Features influenced ridership in Austin

Feature Engineering

Amenities (use buffer)

Open Street Map (OSM) Amenity Counts

######### Get OSM Data #########
getOSM <- function(key,value){
  feature <- opq(bbox = 'Austin, Texas')%>%
    add_osm_feature(key = key, value = value) %>%
    osmdata_sf ()
  if(is.null(feature$osm_points)){
    feature_poly <- feature$osm_polygons%>%
      select(osm_id,geometry)%>%
      st_as_sf(coords = geometry, crs = 4326, agr = "constant")%>%
      st_transform(2278)
    return(feature_poly)
  } else {
  feature_pt <- feature$osm_points%>%
    select(osm_id,geometry)%>%
    st_as_sf(coords = geometry, crs = 4326, agr = "constant")%>%
    st_transform(2278)
  return (feature_pt)
  }
}

#commercial
commercial <- getOSM('building', 'commercial')
#retail
retail <- getOSM('building', 'retail')
#supermarket
supermkt <- getOSM('building', 'supermarket')
#office
office <- getOSM('building', 'office')
#residential
residential <- getOSM('building','residential')
#bar
bar <- getOSM('amenity', 'bar')
#school
school <- getOSM('amenity', 'school')
#uni
university <- getOSM('amenity', 'university')
#parking
parking <- getOSM('amenity', 'parking')
#statium
stadium <- getOSM('building', 'stadium')
#trainstation
trainstation <- getOSM('building', 'train_station')

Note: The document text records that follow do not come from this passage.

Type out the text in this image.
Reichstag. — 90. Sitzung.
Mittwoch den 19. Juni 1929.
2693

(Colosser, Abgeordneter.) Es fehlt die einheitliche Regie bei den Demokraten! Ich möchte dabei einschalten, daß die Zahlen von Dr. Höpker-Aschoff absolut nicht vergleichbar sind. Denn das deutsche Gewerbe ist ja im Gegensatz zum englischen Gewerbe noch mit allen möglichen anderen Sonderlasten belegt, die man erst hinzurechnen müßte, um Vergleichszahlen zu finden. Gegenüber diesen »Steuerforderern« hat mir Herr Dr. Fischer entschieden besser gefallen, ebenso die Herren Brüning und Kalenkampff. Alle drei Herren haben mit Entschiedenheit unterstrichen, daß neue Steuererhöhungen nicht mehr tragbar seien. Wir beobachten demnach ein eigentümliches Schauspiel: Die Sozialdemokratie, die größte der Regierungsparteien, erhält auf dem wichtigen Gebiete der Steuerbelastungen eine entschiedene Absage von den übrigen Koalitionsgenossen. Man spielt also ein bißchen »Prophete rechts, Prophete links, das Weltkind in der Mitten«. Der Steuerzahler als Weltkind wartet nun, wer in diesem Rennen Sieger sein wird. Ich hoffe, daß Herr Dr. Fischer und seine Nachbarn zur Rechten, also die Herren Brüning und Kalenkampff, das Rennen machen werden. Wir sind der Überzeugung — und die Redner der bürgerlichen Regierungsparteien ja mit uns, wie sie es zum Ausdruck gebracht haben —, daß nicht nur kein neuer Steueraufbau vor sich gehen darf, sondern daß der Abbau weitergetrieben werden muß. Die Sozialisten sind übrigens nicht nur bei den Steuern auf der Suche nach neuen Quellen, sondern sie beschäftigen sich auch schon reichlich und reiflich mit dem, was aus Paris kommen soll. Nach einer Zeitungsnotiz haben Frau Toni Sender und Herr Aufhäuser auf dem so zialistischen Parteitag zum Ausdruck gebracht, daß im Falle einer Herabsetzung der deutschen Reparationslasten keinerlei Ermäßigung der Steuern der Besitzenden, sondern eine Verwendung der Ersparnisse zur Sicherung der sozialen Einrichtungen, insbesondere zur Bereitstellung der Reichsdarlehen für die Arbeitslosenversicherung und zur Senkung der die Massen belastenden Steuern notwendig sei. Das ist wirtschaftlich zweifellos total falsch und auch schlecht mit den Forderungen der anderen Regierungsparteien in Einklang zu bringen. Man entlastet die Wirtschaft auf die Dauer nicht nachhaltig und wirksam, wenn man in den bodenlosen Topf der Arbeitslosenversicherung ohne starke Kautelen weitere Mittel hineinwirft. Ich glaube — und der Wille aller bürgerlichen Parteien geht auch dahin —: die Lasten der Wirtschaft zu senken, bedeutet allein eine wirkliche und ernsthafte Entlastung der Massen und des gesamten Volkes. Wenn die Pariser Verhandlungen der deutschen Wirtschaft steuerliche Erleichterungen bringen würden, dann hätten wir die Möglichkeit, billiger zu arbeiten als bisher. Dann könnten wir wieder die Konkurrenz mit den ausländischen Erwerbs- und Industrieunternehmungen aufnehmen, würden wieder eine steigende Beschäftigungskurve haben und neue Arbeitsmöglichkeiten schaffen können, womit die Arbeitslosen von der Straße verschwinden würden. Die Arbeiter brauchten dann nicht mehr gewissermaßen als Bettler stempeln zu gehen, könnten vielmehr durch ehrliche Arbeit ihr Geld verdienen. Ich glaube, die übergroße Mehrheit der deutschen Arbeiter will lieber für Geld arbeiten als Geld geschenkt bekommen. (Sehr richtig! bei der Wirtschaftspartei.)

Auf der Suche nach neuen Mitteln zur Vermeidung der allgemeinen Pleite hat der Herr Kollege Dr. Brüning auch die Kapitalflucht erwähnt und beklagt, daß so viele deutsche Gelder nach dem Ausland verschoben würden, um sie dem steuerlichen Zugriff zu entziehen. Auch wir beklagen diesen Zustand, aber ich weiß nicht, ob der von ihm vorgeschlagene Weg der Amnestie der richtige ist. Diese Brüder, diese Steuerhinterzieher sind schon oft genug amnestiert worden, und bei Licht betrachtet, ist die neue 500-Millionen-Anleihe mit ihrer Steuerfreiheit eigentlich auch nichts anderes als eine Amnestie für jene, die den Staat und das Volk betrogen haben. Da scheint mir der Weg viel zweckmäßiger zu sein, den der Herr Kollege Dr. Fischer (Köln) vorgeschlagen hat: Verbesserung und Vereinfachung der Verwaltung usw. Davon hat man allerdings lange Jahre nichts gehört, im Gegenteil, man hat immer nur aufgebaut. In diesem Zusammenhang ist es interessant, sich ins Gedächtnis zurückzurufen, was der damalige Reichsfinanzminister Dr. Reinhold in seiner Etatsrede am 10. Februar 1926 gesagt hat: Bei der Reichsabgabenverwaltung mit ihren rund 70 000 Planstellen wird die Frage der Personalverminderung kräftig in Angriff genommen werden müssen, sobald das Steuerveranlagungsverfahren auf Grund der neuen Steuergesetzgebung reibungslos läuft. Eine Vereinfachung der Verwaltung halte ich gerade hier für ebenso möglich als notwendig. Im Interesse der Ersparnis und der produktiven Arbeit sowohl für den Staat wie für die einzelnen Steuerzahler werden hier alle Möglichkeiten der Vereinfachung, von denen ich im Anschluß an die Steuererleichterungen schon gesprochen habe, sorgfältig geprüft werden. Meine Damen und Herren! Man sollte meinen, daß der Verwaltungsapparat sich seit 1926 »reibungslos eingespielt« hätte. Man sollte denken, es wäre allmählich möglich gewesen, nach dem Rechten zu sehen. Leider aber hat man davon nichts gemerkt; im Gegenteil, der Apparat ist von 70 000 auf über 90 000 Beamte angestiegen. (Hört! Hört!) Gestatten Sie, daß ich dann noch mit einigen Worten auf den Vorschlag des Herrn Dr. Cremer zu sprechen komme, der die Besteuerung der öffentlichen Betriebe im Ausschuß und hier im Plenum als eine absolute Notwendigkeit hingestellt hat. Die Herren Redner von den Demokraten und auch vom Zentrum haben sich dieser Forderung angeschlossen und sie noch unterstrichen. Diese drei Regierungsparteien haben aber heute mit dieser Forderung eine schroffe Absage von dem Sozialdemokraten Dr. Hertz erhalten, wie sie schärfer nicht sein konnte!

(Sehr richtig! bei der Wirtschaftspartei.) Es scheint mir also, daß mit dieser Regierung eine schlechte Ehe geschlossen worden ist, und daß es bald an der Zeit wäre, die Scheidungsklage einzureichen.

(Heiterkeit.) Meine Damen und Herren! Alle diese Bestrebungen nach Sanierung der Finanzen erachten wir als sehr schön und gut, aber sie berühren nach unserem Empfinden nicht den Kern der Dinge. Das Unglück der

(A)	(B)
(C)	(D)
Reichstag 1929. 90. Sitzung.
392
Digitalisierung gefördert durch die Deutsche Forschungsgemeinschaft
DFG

######### spatial join #########
bufferInit <- function(Buffer, Points, Name){
  if(class(Points$geometry) == "sfc_POINT"){
  Init <- st_join(Buffer%>% select(STOP_ID), Points, join = st_contains)%>%
  group_by(STOP_ID)%>%
    summarize(count = n())%>%
    rename(!!Name := count)
  }else {
    Init <- st_join(Buffer%>% select(STOP_ID), Points, join = st_intersects)%>%
      group_by(STOP_ID)%>%
      summarize(count = n())%>%
      rename(!!Name := count)
  }
}

Amenity Distance

Built Environments

Demographics

######### census #########
options(tigris_use_cache = TRUE)
v17 <- load_variables(2017, "acs5", cache = TRUE)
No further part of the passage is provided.